CVE-2011-5166
KnFTP 1.0.0 - Remote Code Execution via Multiple Stack-Based Buffer Overflows
Title source: llmExploitation Summary
EIP tracks 4 public exploits for CVE-2011-5166. PoCs published by mr.pr0n, loneferret, blake.
AI-analyzed exploit summary This exploit targets a buffer overflow vulnerability in KnFTP 1.0.0 Server via the 'USER' command. It uses an egghunter and shellcode to execute calc.exe, leveraging a JMP ESP instruction in kernel32.dll.
Description
Multiple stack-based buffer overflows in KnFTP 1.0.0 allow remote attackers to execute arbitrary code via a long string to the (1) USER, (2) PASS, (3) REIN, (4) QUIT, (5) PORT, (6) PASV, (7) TYPE, (8) STRU, (9) MODE, (10) RETR, (11) STOR, (12) APPE, (13) ALLO, (14) REST, (15) RNFR, (16) RNTO, (17) ABOR, (18) DELE, (19) CWD, (20) LIST, (21) NLST, (22) SITE, (23) STST, (24) HELP, (25) NOOP, (26) MKD, (27) RMD, (28) PWD, (29) CDUP, (30) STOU, (31) SNMT, (32) SYST, and (33) XPWD commands.
Exploits (4)
This exploit targets a buffer overflow vulnerability in KnFTP 1.0.0 Server via the 'USER' command. It uses an egghunter and shellcode to execute calc.exe, leveraging a JMP ESP instruction in kernel32.dll.

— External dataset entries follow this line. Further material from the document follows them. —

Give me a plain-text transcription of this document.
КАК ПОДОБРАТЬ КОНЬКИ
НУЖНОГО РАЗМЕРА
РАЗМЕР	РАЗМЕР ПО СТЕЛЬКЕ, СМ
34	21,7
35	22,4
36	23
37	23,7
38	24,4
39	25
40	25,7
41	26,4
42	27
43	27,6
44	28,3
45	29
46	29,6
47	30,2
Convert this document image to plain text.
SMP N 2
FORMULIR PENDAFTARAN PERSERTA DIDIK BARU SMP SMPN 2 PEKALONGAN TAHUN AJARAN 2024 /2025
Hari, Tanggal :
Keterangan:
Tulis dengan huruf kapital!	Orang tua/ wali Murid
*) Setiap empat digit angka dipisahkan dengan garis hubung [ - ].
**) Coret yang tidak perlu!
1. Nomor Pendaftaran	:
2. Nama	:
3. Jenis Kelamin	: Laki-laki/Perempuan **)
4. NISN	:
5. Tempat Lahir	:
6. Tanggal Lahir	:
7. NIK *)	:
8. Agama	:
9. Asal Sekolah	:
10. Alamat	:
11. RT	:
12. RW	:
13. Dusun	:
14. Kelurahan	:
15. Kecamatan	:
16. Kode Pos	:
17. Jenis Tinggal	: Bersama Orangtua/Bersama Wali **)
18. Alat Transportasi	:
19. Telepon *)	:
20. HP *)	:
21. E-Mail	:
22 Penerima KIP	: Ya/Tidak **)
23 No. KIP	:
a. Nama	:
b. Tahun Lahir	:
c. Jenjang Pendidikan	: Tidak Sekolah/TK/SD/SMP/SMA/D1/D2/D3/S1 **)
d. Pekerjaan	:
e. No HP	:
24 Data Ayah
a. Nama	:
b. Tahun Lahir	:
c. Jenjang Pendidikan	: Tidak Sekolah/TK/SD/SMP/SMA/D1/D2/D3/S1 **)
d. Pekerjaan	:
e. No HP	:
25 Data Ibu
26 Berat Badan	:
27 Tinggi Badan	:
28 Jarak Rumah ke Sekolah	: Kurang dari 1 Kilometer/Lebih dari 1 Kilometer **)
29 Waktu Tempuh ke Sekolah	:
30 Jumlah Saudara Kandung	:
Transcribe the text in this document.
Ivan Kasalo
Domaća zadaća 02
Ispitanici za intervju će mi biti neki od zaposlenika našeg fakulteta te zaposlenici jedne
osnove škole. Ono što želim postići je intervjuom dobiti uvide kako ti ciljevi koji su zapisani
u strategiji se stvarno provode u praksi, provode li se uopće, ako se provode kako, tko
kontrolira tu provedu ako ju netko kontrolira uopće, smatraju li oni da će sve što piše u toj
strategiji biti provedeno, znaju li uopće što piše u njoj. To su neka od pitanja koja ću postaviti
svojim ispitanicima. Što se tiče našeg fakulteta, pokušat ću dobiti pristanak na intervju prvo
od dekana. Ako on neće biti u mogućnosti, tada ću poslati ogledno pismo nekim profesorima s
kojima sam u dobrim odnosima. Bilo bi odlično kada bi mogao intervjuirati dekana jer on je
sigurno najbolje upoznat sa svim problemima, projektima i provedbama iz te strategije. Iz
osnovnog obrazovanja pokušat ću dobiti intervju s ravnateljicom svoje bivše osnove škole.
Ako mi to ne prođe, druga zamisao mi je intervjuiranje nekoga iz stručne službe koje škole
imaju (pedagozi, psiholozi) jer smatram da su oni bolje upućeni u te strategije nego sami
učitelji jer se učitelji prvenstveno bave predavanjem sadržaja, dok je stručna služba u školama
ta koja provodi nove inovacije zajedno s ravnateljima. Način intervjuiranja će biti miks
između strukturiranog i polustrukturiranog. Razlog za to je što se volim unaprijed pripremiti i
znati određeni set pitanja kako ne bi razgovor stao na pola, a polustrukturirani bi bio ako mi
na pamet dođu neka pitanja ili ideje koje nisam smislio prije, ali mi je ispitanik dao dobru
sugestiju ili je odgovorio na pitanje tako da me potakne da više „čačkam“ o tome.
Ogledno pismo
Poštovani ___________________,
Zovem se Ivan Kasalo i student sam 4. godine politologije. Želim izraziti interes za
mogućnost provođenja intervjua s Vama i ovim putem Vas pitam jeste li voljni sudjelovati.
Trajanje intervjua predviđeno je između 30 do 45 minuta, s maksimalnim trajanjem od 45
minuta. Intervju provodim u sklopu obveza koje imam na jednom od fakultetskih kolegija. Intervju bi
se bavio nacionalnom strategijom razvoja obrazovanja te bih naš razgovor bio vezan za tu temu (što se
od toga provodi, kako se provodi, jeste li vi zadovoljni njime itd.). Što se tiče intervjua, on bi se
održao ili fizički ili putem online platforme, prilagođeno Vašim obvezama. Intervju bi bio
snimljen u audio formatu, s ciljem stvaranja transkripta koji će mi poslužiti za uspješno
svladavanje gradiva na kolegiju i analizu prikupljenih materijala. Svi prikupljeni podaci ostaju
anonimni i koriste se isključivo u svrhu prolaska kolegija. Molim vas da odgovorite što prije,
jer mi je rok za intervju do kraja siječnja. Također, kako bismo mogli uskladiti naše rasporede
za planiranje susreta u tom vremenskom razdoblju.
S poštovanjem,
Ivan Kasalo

This exploit demonstrates a buffer overflow vulnerability in KnFTP Server by sending an overly long string (9000 'A' characters) via the PWD command, causing a denial-of-service (DoS) condition. The PoC includes register states showing SEH/EIP overwrites, confirming the vulnerability.
This exploit targets a buffer overflow vulnerability in KnFTP server by sending a maliciously crafted PASS command. It uses an egghunter technique to locate and execute shellcode, which spawns calc.exe as a proof of concept.
This Metasploit module exploits a buffer overflow vulnerability in KnFTP FTP Server to achieve remote code execution by bypassing DEP via ROP chains. It targets specific Windows versions (XP SP2/SP3 and Windows 7 SP1) with tailored ROP gadgets.